In today’s medical world, this kind of discussion is rare. If Medicare patients are to get appropriate care, and if costs are to be controlled, physicians must have such conversations. But since the focus is on life-prolongation throughout a physician’s training, with little attention to maximizing quality of life or to deciding when to stop, medical education will need to change.

Medicare and Medicaid pay just under $10 billion per year to hospitals in the form of General Medical Education funds to train residents. But as the Council on Graduate Medical Education observed in a letter to the Secretary of Health and Human Services in May, 2009, hospitals are not held accountable for how they spend the money. Their concern is with their own labor needs, not with training the next generation of physicians to manage chronic disease. It is time to monitor and regulate the way the federal government’s money is spent and require proficiency in end-of-life discussions along with disease management and care coordination.

Some experts believe that telling patients about the trajectory of illness with different treatment options won’t suffice because patients engage in magical thinking: physicians can lay out the various possible scenarios but patients will gamble that they will be the lucky ones who have the best outcomes. My experience suggests that most patients do respond to realistic discussions about their future, but the way to deal with the minority of patients who might want to try a treatment that has a vanishingly small chance of working is simply not to offer such interventions.
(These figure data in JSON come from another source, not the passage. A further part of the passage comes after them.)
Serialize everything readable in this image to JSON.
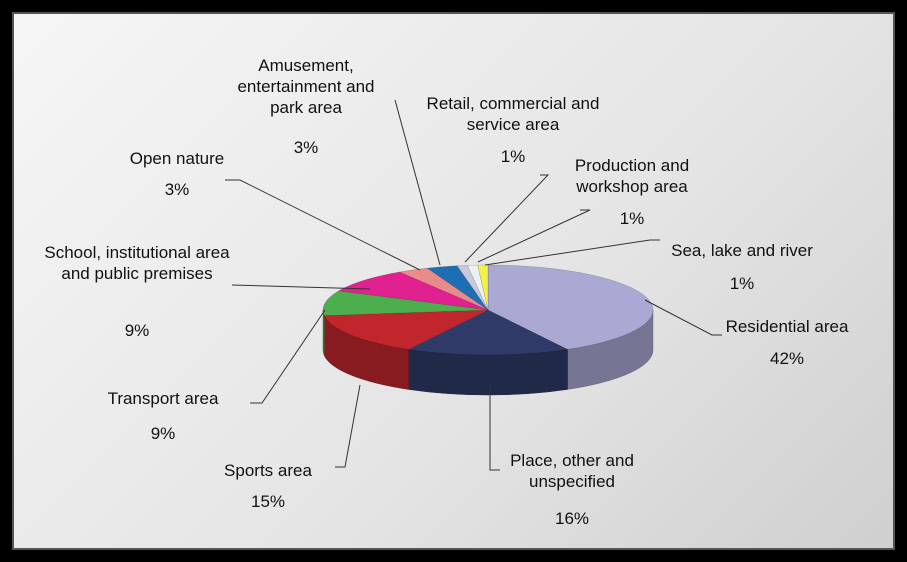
{
  "chart_data": {
    "type": "pie3d",
    "categories": [
      "Residential area",
      "Place, other and unspecified",
      "Sports area",
      "Transport area",
      "School, institutional area and public premises",
      "Open nature",
      "Amusement, entertainment and park area",
      "Retail, commercial and service area",
      "Production and workshop area",
      "Sea, lake and river"
    ],
    "values": [
      42,
      16,
      15,
      9,
      9,
      3,
      3,
      1,
      1,
      1
    ],
    "value_labels": [
      "42%",
      "16%",
      "15%",
      "9%",
      "9%",
      "3%",
      "3%",
      "1%",
      "1%",
      "1%"
    ],
    "colors": [
      "#a9a9d4",
      "#2f3a68",
      "#c1262d",
      "#4cae4c",
      "#e0218f",
      "#e98b8b",
      "#1f6db3",
      "#c9c9dc",
      "#eef0f8",
      "#f2f244"
    ]
  }
}
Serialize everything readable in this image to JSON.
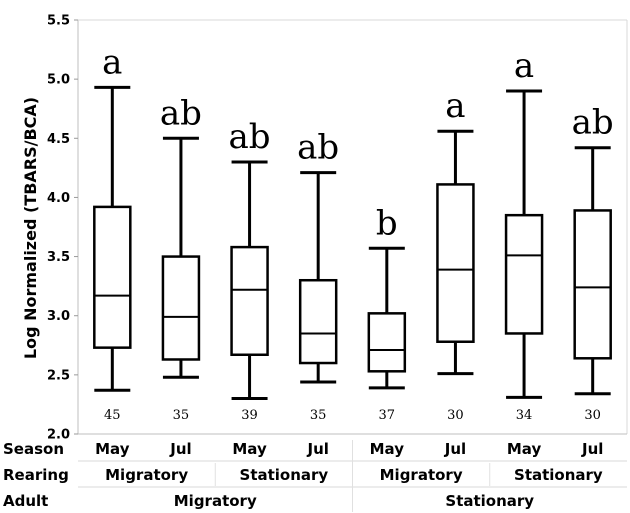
{
  "chart_data": {
    "type": "box",
    "ylabel": "Log Normalized (TBARS/BCA)",
    "ylim": [
      2.0,
      5.5
    ],
    "yticks": [
      "2.0",
      "2.5",
      "3.0",
      "3.5",
      "4.0",
      "4.5",
      "5.0",
      "5.5"
    ],
    "row_headers": [
      "Season",
      "Rearing",
      "Adult"
    ],
    "groups": [
      {
        "season": "May",
        "rearing": "Migratory",
        "adult": "Migratory",
        "min": 2.37,
        "q1": 2.73,
        "median": 3.17,
        "q3": 3.92,
        "max": 4.93,
        "letter": "a",
        "n": "45"
      },
      {
        "season": "Jul",
        "rearing": "Migratory",
        "adult": "Migratory",
        "min": 2.48,
        "q1": 2.63,
        "median": 2.99,
        "q3": 3.5,
        "max": 4.5,
        "letter": "ab",
        "n": "35"
      },
      {
        "season": "May",
        "rearing": "Stationary",
        "adult": "Migratory",
        "min": 2.3,
        "q1": 2.67,
        "median": 3.22,
        "q3": 3.58,
        "max": 4.3,
        "letter": "ab",
        "n": "39"
      },
      {
        "season": "Jul",
        "rearing": "Stationary",
        "adult": "Migratory",
        "min": 2.44,
        "q1": 2.6,
        "median": 2.85,
        "q3": 3.3,
        "max": 4.21,
        "letter": "ab",
        "n": "35"
      },
      {
        "season": "May",
        "rearing": "Migratory",
        "adult": "Stationary",
        "min": 2.39,
        "q1": 2.53,
        "median": 2.71,
        "q3": 3.02,
        "max": 3.57,
        "letter": "b",
        "n": "37"
      },
      {
        "season": "Jul",
        "rearing": "Migratory",
        "adult": "Stationary",
        "min": 2.51,
        "q1": 2.78,
        "median": 3.39,
        "q3": 4.11,
        "max": 4.56,
        "letter": "a",
        "n": "30"
      },
      {
        "season": "May",
        "rearing": "Stationary",
        "adult": "Stationary",
        "min": 2.31,
        "q1": 2.85,
        "median": 3.51,
        "q3": 3.85,
        "max": 4.9,
        "letter": "a",
        "n": "34"
      },
      {
        "season": "Jul",
        "rearing": "Stationary",
        "adult": "Stationary",
        "min": 2.34,
        "q1": 2.64,
        "median": 3.24,
        "q3": 3.89,
        "max": 4.42,
        "letter": "ab",
        "n": "30"
      }
    ],
    "rearing_labels": [
      "Migratory",
      "Stationary",
      "Migratory",
      "Stationary"
    ],
    "adult_labels": [
      "Migratory",
      "Stationary"
    ],
    "grid": false,
    "colors": {
      "box": "#000000",
      "axis": "#bfbfbf"
    }
  }
}
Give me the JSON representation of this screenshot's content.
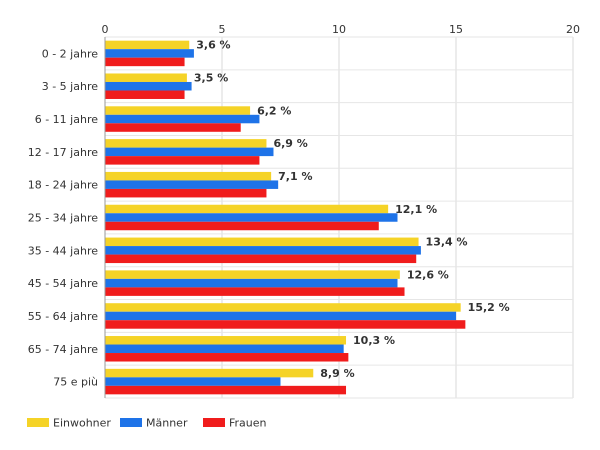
{
  "chart_data": {
    "type": "bar",
    "orientation": "horizontal",
    "title": "",
    "xlabel": "",
    "ylabel": "",
    "xlim": [
      0,
      20
    ],
    "ticks": [
      "0",
      "5",
      "10",
      "15",
      "20"
    ],
    "grid": true,
    "legend_position": "bottom-left",
    "categories": [
      "0 - 2 jahre",
      "3 - 5 jahre",
      "6 - 11 jahre",
      "12 - 17 jahre",
      "18 - 24 jahre",
      "25 - 34 jahre",
      "35 - 44 jahre",
      "45 - 54 jahre",
      "55 - 64 jahre",
      "65 - 74 jahre",
      "75 e più"
    ],
    "data_labels": [
      "3,6 %",
      "3,5 %",
      "6,2 %",
      "6,9 %",
      "7,1 %",
      "12,1 %",
      "13,4 %",
      "12,6 %",
      "15,2 %",
      "10,3 %",
      "8,9 %"
    ],
    "series": [
      {
        "name": "Einwohner",
        "color": "#f5d327",
        "values": [
          3.6,
          3.5,
          6.2,
          6.9,
          7.1,
          12.1,
          13.4,
          12.6,
          15.2,
          10.3,
          8.9
        ]
      },
      {
        "name": "Männer",
        "color": "#1e73e8",
        "values": [
          3.8,
          3.7,
          6.6,
          7.2,
          7.4,
          12.5,
          13.5,
          12.5,
          15.0,
          10.2,
          7.5
        ]
      },
      {
        "name": "Frauen",
        "color": "#f01c1c",
        "values": [
          3.4,
          3.4,
          5.8,
          6.6,
          6.9,
          11.7,
          13.3,
          12.8,
          15.4,
          10.4,
          10.3
        ]
      }
    ]
  }
}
Decisions to take certain kinds of treatment in certain situations off the table should be made at the policy level. This will require holding National Institute of Health consensus conferences to determine a new standard of care for patients with a variety of chronic conditions such as dementia or heart failure in the last phase of life. The Centers for Medicare and Medicaid Services (CMS) will then need to give teeth to the practice guidelines that emerge from such conferences by agreeing to reimburse only for treatment that is consistent with those guidelines.

Perhaps the greatest challenge is that policy makers, who will need to endorse the kinds of changes I am suggesting, share the same expectations of ever increasing longevity as other Americans. A good starting point is therefore to limit treatments that are burdensome, unlikely to be effective, and expensive.

The next step will be to dispassionately analyze interventions that offer only a slight chance of benefit and that are expensive but that are not burdensome to patients. Some devices such as pacemakers have become increasingly acceptable as they have become smaller and implanting them has become safer and less invasive. Likewise, some cancers have become chronic illnesses because of the development of relatively non-toxic, targeted therapy. Patients naturally want potentially life-extending treatment if it comes in the form of a pill, without the nausea, vomiting, hair loss, and bone marrow depression associated with conventional chemotherapy.

Ultimately, policy-makers will have to take into consideration cost-effectiveness in deciding whether CMS will cover such treatments. Far less politically charged are the steps that should be taken immediately: regulating spending on graduate medical education and limiting reimbursement for treatment that comes at a high price to both patients and society without conferring any appreciable benefit.

A modified version of this piece appeared on the Health Care Cost Monitor, a blog of the Hastings Center.